At that, Bob yanks Lake out of her chair and gives her the heat-vision warning glare. “Unless you want to be set on fire inch by inch,” he growls, “you’re gonna tell me how to cure this!”
“Cure?” Lake says with a smirk. “I don’t have a cure, Bob. Why on Earth would I? But there’s more you want to know. You’ve interrupted my schedule; I am not ready to fix all the world’s homos. Just the ones in North America. I have satellites in orbit that, just a few minutes from now, will send my salvation rays all over the United States, Canada, and Mexico. No, don’t worry that you don’t have time to beat the information out of me; everything you need to find and destroy the anti-fag sats is on this L-Pad, which I will unlock for you after I tell you this. This base is as far on earth as possible from Singupura, India, population 23 thousand and change. Anticpating that you might stick your nose in my soup, I’ve placed a nuclear warhead in the middle of the town, arming it when you entered this room. It’ll obliterate the town in about two minutes, and there’s no way to disarm it. Not even you are fast enough to both save the town and stop the satellites. You have to choose. Now all the info you need to make your decision is on the L-Pad. I just unlocked it–”

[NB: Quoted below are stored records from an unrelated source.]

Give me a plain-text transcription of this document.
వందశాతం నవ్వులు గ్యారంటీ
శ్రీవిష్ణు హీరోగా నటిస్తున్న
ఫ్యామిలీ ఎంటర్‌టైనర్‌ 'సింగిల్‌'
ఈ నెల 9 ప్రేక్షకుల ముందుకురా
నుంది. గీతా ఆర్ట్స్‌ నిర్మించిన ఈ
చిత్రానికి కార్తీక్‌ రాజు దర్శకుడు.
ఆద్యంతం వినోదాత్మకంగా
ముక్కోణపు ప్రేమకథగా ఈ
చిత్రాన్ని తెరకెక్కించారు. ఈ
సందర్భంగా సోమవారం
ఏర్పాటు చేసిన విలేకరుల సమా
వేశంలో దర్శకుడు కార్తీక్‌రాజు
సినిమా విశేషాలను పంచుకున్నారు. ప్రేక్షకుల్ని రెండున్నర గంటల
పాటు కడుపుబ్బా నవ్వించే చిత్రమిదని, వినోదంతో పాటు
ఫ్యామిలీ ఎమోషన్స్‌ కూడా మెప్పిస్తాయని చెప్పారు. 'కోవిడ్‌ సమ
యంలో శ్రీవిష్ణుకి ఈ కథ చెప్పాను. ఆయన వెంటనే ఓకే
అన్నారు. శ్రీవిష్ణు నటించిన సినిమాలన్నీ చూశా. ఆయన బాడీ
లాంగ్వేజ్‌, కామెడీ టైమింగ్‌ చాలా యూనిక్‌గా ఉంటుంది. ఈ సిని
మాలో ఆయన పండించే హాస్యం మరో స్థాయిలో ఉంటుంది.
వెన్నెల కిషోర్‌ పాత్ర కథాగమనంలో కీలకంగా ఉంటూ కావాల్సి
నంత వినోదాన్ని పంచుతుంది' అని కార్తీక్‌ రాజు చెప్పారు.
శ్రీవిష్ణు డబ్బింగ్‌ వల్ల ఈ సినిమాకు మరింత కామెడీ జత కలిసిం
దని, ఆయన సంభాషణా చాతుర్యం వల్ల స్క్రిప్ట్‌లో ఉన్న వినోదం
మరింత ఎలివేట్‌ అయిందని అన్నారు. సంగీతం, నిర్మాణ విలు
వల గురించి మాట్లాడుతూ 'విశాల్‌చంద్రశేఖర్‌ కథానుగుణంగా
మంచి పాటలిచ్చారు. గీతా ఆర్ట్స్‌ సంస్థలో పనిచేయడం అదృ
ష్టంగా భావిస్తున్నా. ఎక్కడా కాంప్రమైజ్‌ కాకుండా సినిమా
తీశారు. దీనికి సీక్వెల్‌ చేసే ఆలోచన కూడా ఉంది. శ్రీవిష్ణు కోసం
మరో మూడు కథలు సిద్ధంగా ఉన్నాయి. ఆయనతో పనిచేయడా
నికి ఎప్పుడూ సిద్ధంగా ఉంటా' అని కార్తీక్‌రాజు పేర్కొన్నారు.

Bob rips the tablet out of Lake’s hand, reads the information, and curses. She has calculated correctly and precisely. He has just barely enough time to save Singapur OR stop the anti-gay rays from firing; there’s no way even he can both. Dropping Lake to the floor, he flies out of the room.[/spoiler]
What should Bob do–save the town, or stop the anti-gay rays? Either way, should he have spared a tenth of a second to rip the villain’s head off?